Imperméable crème, chapeau de paille vissé sur la tête et lunettes noires dissimulant ses yeux, Amine Mojito avance à pas feutrés. Gants en latex aux mains, il pointe une seringue vers le bras d’un adolescent vautré sur un banc, frôle la cuisse d’un cycliste ou effleure l’épaule nue d’un promeneur avec son instrument. A chaque fois, la réaction est immédiate : sursaut, panique, fuite précipitée et affaires abandonnées dans la confusion.
« Au secours ! », hurle un homme en courant sur un boulevard parisien. Sur ces images – certaines vues plus de 9 millions de fois sur TikTok –, personne ne devine que l’aiguille n’a jamais quitté son capuchon. Diffusée le 20 juin, alors qu’une rumeur circule sur les réseaux sur des appels à « piquer les femmes » lors de la Fête de la musique, la séquence suscite l’indignation.
Agé de 27 ans, Amine Mojito a multiplié ces derniers mois les « pranks » grotesques pour doper son audience : pousser des clients de supermarché avec un chariot ou asperger des passants d’eau puisée… dans les toilettes. Le 24 juin, TikTok a fini par supprimer son compte. Le 3 octobre, l’« amuseur » a été condamné à douze mois d’emprisonnement, dont six avec sursis, par le tribunal correctionnel de Paris.
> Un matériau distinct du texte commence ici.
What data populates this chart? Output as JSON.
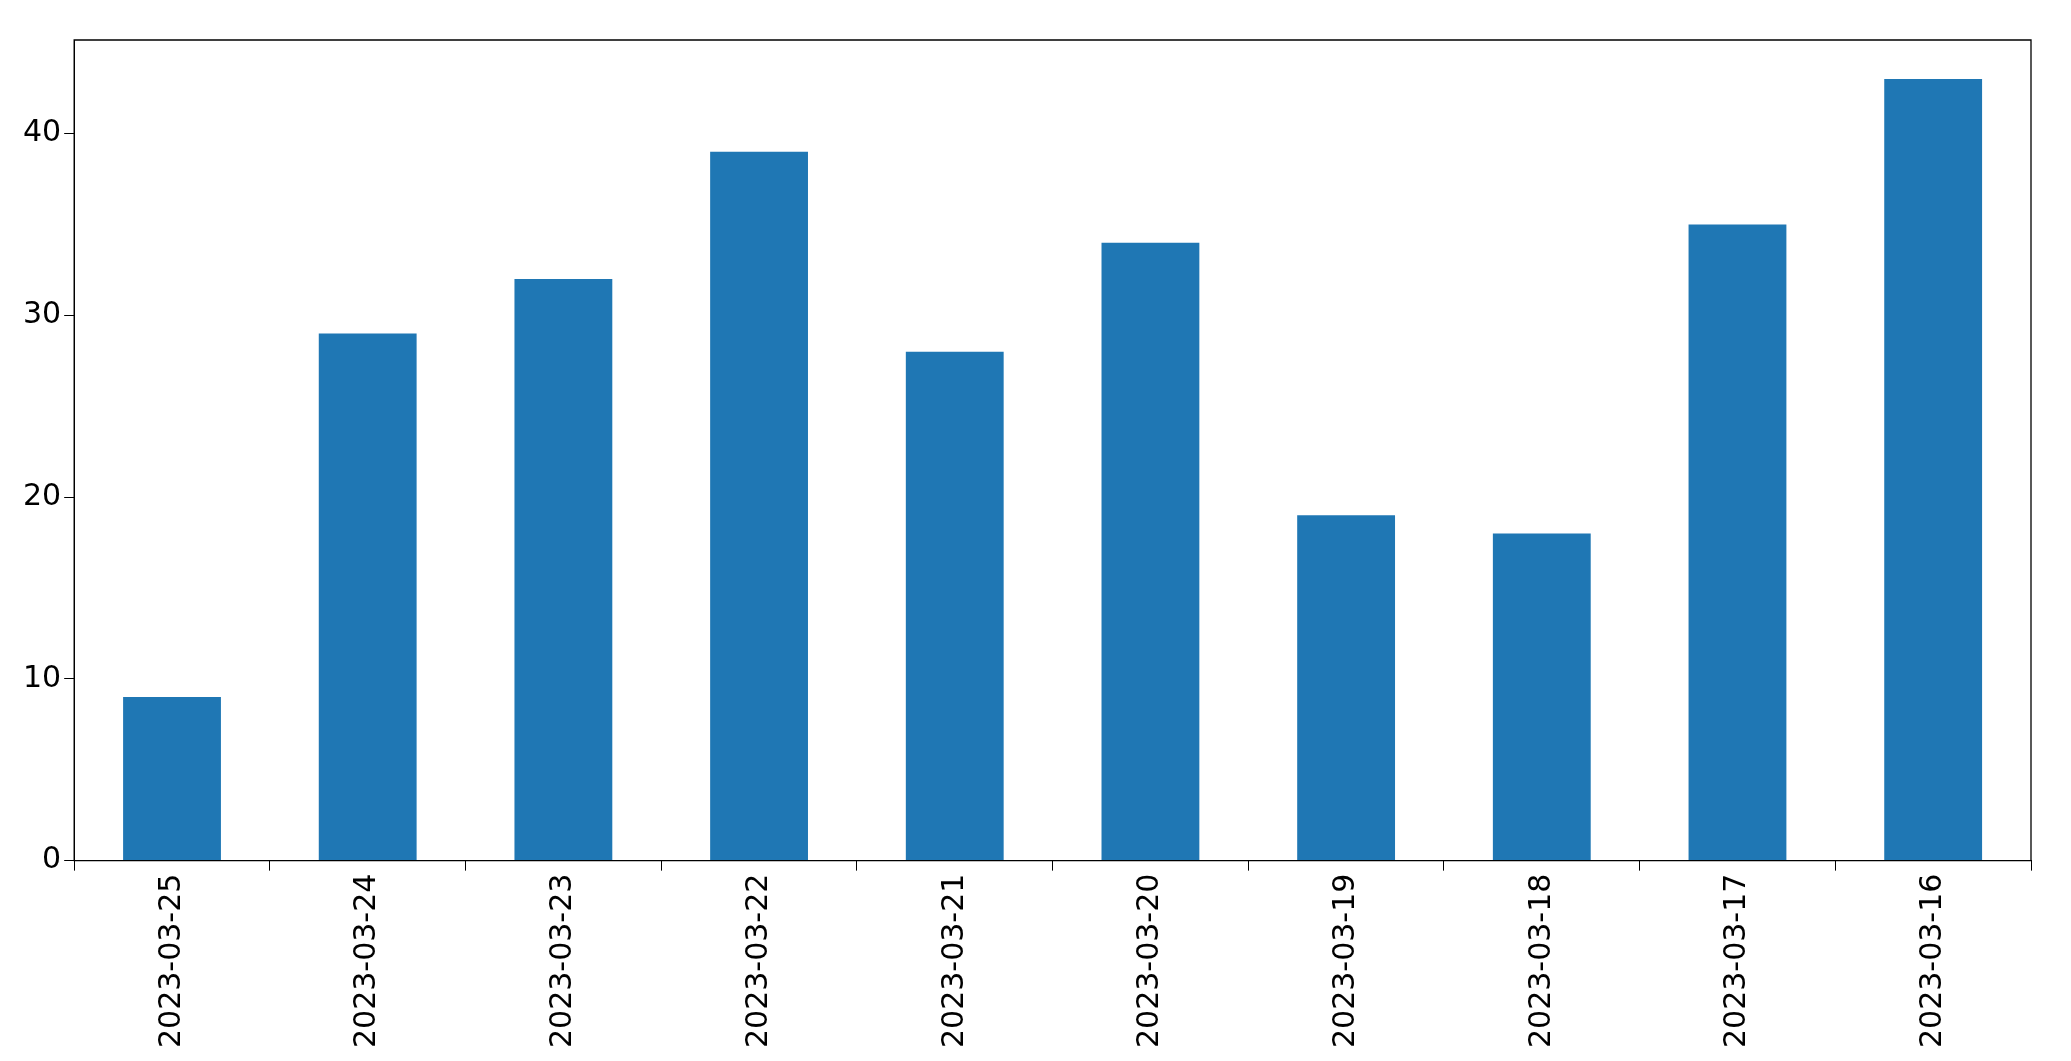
{
  "chart_data": {
    "type": "bar",
    "categories": [
      "2023-03-25",
      "2023-03-24",
      "2023-03-23",
      "2023-03-22",
      "2023-03-21",
      "2023-03-20",
      "2023-03-19",
      "2023-03-18",
      "2023-03-17",
      "2023-03-16"
    ],
    "values": [
      9,
      29,
      32,
      39,
      28,
      34,
      19,
      18,
      35,
      43
    ],
    "color": "#1f77b4",
    "ylim": [
      0,
      45.15
    ],
    "yticks": [
      0,
      10,
      20,
      30,
      40
    ],
    "grid": false,
    "legend": false
  }
}
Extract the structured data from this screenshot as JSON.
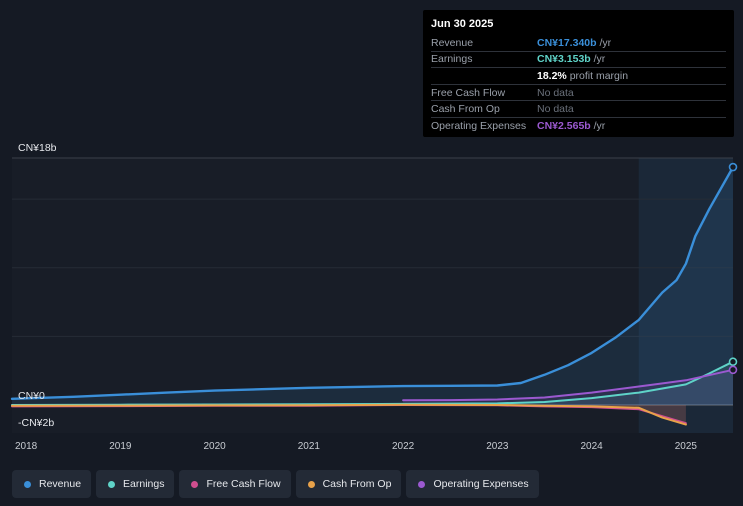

Entre humour et transgression
Popularisé aux Etats-Unis dans les années 1950, le prank (« farce ») s’est exporté en France au cours de la décennie suivante avec « La Caméra invisible », de Jacques Rouland. Si, autrefois, ces blagues se limitaient au petit écran, elles prolifèrent aujourd’hui sur les plateformes, avec des dizaines de millions de vues, le plus souvent tournées à l’arrache dans l’espace public.
Certains gags basculent dans l’humiliation pure, qu’il s’agisse de faire miroiter un billet de 50 euros à des personnes sans abri ou de faire croire à une mère de famille que son bébé vient de tomber par-dessus la rambarde de l’escalier (en réalité, une poupée Corolle qui a été substituée au nouveau-né). Entre juillet 2023 et août 2024, le youtubeur YaNike va jusqu’à renverser des seaux d’excréments sur des passagers du métro bruxellois, sous prétexte de la gaudriole. Résultat : quinze mois de prison avec sursis probatoire et la suppression de son compte YouTube. Parfois, ces canulars flirtant avec l’extrême virent au drame : en 2021, un Pakistanais de 19 ans s’est accidentellement tiré une balle dans la tête en simulant un suicide sur TikTok.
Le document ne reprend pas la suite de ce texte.